BerandaEkonomi/BisnisBI Gelar Serambi 2026, Rp8,6 Triliun Uang Baru Disiapkan untuk Lebaran

BI Gelar Serambi 2026, Rp8,6 Triliun Uang Baru Disiapkan untuk Lebaran

Kopi Times – Bank Indonesia kembali memutar mesin likuiditas musiman. Menjelang Ramadan dan Idul Fitri 2026, otoritas moneter itu membuka layanan penukaran uang baru melalui program Semarak Rupiah Ramadan dan Berkah Idul Fitri (Serambi). Tradisi tahunan ini bukan sekadar ritual tukar-menukar lembaran rupiah, melainkan juga strategi menjaga kelancaran transaksi dan stabilitas sistem pembayaran saat konsumsi masyarakat melonjak.

SERAMBI, untuk periode pertama, pendaftaran wilayah Pulau Jawa dibuka Jumat (13/2) pukul 14.00 WIB hingga kuota habis. Sementara itu, wilayah luar Jawa menyusul pada Sabtu (14/2) pukul 08.00 WIB. Jadwal penukaran berlangsung pada 18–27 Februari 2026, sebagaimana tercantum dalam laman aplikasi PINTAR BI.

Tahun ini, BI menyiapkan dana segar Rp8,6 triliun untuk layanan penukaran melalui aplikasi PINTAR BI. Setiap paket penukaran dibatasi maksimal Rp5,3 juta per orang. Skema ini dirancang untuk pemerataan akses sekaligus mencegah penumpukan pada segelintir pihak.

Coffee banner ads with 3d illustratin latte and woodcut style decorations on kraft paper background

Direktur Eksekutif Departemen Komunikasi BI, Ramdan Denny Prakoso, menyebutkan layanan penukaran tersedia di 2.883 titik dengan total 8.755 layanan yang digelar BI bersama perbankan di seluruh Indonesia. Kanalnya beragam: mulai dari kas keliling, kantor bank umum, hingga layanan penukaran terpadu di lokasi-lokasi strategis seperti rumah ibadah dan pusat aktivitas masyarakat.

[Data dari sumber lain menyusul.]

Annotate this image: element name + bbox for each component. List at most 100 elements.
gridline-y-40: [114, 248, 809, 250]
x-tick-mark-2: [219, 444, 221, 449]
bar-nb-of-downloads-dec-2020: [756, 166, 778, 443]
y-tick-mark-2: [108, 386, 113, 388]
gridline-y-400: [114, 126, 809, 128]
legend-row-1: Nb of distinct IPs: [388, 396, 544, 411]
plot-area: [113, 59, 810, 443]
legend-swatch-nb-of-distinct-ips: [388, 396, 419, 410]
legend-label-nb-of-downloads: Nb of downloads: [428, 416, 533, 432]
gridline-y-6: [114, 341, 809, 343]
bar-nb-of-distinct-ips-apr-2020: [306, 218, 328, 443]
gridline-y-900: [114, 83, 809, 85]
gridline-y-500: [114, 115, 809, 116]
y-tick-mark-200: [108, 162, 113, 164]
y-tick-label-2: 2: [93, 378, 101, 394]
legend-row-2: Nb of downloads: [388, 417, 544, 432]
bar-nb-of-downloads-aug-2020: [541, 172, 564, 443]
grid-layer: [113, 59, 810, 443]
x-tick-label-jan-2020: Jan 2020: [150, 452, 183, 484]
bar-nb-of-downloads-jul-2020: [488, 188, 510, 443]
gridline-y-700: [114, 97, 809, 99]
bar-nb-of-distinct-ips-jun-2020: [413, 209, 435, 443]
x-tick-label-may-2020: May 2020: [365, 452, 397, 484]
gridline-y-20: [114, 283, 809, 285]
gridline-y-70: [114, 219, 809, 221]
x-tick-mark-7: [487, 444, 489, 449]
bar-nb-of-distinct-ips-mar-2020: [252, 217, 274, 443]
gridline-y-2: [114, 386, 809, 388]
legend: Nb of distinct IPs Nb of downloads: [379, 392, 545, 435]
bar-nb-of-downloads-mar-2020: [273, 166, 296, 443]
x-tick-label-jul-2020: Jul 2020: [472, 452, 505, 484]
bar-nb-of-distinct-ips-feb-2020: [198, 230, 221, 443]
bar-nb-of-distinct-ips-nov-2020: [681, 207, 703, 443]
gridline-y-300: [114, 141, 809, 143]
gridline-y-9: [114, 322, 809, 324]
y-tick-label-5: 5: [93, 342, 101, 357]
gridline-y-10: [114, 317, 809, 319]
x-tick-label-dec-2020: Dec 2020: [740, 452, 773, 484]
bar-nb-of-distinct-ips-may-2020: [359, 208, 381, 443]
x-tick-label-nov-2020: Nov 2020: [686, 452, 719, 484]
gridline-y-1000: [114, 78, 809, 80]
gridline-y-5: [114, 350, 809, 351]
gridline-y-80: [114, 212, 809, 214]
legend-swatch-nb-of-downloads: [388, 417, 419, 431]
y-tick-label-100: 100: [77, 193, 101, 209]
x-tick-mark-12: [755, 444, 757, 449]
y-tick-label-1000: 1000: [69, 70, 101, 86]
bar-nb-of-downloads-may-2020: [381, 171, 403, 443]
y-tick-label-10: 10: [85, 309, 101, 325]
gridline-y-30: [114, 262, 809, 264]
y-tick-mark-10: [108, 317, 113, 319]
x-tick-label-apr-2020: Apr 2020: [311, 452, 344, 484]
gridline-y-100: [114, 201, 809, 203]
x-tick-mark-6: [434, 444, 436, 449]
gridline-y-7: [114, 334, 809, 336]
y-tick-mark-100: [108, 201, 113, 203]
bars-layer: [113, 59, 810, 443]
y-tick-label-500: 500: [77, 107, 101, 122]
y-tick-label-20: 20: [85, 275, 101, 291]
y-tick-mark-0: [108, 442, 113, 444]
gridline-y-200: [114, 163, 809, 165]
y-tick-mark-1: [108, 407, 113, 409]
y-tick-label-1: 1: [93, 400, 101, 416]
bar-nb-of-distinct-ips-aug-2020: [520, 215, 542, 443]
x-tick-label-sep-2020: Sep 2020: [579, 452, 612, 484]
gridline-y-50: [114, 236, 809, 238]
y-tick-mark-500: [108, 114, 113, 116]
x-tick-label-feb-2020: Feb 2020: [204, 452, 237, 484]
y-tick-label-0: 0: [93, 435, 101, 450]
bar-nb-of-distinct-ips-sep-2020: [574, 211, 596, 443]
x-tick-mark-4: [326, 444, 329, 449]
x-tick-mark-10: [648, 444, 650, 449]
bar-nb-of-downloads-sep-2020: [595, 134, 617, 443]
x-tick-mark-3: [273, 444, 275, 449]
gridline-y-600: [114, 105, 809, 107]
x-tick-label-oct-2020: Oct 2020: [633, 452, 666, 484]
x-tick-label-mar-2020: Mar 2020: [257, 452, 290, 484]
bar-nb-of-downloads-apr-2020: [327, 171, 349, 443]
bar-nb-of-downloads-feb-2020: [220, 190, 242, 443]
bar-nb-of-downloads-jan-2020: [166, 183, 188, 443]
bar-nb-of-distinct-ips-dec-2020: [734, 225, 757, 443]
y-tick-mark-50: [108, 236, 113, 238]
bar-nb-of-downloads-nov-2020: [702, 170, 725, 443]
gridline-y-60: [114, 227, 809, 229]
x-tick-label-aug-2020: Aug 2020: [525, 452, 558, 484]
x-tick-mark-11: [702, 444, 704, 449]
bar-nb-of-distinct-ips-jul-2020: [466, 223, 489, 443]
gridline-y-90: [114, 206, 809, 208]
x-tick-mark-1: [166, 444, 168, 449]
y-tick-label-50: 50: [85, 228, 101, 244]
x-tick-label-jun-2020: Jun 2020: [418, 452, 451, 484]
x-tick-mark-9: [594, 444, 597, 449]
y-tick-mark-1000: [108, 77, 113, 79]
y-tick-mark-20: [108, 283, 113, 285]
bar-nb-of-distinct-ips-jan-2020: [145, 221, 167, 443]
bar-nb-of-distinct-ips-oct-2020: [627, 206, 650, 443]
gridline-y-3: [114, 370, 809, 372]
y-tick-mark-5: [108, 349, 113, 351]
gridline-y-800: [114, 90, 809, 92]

Khusus DKI Jakarta, layanan penukaran terpadu akan digelar pada 12–15 Maret 2026 di GBK Basketball Hall, Senayan. Skema terpusat ini biasanya menjadi magnet warga ibu kota yang ingin menukar uang dalam jumlah relatif besar tanpa harus berpindah-pindah lokasi.

Secara ekonomi, langkah BI ini mencerminkan pola musiman yang selalu berulang. Ramadan dan Lebaran identik dengan peningkatan konsumsi rumah tangga, dari belanja pangan, fesyen, hingga tradisi berbagi uang kepada keluarga dan kerabat. Permintaan uang kartal pun melonjak. Dalam konteks itu, Serambi menjadi instrumen manajemen kas untuk memastikan kebutuhan masyarakat terpenuhi tanpa mengganggu stabilitas likuiditas perbankan.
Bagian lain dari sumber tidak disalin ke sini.